A couple of Tnooz posts about Microsoft Surface have me reaching for the reality-check button.
The reason? Most travel agents, in the U.S. at least, still prefer to use DOS-like linear commands and time-worn scripts on their green-screen desktops (the screen on Sabre’s actually is blue, I believe) as their preferred user interface. GUIs?

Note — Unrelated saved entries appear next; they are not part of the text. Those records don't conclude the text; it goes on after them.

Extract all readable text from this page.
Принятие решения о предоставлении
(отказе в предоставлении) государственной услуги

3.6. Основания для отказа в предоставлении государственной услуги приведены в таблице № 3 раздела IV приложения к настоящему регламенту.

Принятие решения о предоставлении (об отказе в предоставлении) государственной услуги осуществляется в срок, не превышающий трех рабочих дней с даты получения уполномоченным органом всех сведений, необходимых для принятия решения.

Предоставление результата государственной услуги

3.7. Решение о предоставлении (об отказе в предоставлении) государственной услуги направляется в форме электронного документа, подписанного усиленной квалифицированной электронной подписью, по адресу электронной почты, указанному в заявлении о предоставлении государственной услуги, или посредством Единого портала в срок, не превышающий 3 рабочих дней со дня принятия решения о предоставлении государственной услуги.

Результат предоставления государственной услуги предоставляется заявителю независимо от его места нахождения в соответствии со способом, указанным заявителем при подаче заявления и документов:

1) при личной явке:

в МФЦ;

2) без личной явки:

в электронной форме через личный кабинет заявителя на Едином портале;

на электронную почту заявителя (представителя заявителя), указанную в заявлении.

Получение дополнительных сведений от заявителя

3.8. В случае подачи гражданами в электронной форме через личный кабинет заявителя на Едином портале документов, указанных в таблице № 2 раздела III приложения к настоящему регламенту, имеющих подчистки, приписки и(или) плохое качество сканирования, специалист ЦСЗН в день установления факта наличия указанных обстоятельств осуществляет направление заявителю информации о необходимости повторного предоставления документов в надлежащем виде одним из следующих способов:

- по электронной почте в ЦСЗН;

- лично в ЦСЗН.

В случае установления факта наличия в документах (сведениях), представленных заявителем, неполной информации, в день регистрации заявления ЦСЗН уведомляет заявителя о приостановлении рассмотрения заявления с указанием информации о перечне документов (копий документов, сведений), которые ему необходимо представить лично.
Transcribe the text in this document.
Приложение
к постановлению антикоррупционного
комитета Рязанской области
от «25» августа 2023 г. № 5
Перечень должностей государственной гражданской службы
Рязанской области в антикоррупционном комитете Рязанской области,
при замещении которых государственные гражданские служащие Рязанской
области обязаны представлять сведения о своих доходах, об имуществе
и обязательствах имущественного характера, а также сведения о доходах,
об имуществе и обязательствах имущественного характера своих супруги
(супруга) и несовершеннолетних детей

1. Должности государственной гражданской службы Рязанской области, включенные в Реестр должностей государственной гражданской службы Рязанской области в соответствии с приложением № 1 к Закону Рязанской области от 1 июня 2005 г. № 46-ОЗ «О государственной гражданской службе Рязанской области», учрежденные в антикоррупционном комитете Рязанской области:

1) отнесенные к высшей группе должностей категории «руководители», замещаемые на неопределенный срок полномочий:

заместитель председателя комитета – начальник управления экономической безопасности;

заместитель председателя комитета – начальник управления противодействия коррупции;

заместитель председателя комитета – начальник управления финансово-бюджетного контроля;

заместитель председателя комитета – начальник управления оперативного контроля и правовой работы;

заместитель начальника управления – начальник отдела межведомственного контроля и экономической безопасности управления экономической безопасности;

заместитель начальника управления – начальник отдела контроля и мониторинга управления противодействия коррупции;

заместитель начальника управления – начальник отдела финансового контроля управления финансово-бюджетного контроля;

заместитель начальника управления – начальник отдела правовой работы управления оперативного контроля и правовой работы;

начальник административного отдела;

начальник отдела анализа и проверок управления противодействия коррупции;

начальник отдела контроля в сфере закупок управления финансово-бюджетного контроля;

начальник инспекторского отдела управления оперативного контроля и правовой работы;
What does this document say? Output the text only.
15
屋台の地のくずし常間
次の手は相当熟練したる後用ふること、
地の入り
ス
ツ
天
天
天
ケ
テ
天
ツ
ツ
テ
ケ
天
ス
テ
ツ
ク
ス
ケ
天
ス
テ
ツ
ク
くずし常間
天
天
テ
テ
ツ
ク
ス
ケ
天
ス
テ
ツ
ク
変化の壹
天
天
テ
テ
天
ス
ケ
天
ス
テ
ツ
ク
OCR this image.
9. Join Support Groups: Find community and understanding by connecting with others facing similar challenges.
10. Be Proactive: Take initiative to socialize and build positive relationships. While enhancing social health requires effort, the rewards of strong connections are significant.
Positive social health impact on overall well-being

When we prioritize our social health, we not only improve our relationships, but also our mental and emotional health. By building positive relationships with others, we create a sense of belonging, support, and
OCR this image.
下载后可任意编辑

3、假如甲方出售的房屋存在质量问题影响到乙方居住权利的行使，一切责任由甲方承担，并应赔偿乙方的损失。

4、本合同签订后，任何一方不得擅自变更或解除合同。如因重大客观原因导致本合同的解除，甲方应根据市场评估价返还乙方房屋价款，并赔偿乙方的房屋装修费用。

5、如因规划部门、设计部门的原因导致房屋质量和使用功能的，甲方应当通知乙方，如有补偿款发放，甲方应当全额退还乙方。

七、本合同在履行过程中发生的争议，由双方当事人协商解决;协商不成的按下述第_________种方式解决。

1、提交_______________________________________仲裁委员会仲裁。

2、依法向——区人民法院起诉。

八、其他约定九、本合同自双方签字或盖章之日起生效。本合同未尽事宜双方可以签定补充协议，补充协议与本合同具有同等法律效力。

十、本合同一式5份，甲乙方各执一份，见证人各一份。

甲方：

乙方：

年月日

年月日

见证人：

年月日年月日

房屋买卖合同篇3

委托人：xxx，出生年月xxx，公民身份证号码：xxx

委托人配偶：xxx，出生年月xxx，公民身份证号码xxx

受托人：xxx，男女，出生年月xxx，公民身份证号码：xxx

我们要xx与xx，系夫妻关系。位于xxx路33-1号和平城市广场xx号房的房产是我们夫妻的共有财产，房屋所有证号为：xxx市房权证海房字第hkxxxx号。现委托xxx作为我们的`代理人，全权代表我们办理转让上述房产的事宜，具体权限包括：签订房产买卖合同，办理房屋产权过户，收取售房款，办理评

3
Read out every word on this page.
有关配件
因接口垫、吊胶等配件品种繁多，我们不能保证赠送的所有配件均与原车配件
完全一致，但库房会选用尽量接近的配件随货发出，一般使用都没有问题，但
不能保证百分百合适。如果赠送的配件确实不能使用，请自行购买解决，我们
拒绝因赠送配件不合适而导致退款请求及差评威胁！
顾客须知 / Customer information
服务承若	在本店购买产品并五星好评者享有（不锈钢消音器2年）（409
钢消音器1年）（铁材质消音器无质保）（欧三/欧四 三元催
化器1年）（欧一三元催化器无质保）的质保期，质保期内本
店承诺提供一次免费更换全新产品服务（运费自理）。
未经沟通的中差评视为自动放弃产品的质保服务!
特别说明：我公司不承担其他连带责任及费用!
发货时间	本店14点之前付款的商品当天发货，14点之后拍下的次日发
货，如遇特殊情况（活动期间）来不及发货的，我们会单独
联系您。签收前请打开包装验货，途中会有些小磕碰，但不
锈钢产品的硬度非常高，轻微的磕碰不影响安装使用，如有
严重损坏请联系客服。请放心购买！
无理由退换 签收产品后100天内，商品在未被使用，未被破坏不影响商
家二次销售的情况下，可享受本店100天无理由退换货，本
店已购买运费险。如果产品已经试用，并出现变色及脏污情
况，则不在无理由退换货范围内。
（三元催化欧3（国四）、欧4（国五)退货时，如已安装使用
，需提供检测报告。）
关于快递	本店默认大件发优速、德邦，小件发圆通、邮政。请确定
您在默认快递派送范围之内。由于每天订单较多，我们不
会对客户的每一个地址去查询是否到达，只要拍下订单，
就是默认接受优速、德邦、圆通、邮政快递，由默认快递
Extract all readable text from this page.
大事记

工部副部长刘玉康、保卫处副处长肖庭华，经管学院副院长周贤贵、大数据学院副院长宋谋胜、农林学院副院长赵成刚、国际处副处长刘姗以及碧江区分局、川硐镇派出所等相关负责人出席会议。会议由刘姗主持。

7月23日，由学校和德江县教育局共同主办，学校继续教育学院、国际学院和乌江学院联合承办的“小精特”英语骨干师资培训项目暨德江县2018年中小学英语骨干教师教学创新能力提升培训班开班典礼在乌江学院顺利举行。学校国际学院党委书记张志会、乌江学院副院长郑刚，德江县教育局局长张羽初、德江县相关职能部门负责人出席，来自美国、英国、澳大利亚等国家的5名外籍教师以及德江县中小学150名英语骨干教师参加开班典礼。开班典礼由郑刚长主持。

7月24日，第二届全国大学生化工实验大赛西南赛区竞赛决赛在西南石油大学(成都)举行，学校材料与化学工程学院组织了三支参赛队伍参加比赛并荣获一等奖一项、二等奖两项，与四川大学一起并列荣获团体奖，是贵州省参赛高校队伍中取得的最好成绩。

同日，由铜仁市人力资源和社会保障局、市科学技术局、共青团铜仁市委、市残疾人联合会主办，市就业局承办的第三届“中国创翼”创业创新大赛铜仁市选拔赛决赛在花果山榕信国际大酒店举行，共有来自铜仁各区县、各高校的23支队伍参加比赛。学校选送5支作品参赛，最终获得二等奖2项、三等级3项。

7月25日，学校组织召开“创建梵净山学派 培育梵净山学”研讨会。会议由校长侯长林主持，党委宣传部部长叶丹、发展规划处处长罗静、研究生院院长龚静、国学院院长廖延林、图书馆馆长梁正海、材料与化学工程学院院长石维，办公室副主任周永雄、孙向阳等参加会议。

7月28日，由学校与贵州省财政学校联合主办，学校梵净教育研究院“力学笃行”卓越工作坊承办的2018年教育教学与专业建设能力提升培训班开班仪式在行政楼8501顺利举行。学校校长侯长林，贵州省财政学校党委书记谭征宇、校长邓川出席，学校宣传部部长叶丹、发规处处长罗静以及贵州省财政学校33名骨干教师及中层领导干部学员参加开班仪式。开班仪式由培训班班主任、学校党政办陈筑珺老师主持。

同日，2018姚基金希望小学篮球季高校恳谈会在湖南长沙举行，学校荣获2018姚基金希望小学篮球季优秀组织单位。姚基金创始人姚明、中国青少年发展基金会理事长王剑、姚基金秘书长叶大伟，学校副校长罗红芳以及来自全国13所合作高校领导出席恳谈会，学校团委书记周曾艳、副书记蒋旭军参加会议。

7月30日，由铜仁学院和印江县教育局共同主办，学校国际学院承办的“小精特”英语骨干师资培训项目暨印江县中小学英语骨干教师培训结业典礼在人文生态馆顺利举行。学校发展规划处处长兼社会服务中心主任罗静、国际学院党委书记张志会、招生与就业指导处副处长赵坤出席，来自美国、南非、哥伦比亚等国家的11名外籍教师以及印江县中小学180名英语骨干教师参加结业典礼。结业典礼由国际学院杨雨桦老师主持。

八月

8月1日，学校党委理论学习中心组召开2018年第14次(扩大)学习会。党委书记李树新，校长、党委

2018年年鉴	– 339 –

Nah, too inefficient.
So, TravelTainment is constructing a Microsoft Surface application for travel agents, and Sheraton apparently has one of the best Microsoft Surface applications in any vertical.
At some of Sheraton’s U.S. locations, including the Sheraton New York Hotel and Towers and the Sheraton Boston Hotel, guests apparently can run their fingertips along those cool-looking Surface tables and book restaurants and map their car routes.
Great stuff and I’d bet that many folks would swap the ping-pong table in the basement for one of those Microsoft Surface tables any day.
Microsoft Surface could and will (I hope) transform the way consumers shop for travel.
We’re already seeing so much visual stuff in travel.
Bing recently launched visual search for destinations and Priceline this week introduced Hotel Price Maps as a visual way to make Name-Your-Own Price bidding less opaque.
Meanwhile, ASTA’s Director of Research Melissa Teates says green-screen usage has not been a question on the organization’s recent travel agency technology surveys, but she believes that a majority of U.S. agents still use green screens as their preferred user interface.
There are plenty of GUI desktops out there in GDS land and many travel agents are hip to social media and new technologies.
But, as the emergence of Microsoft Surface symbolizes, the travel agency community increasingly is becoming a world of technology haves and technology have nots.
And, financial questions aren't always the primary driver in this regard.
Some agents embrace new ways of doing things, and some just don’t.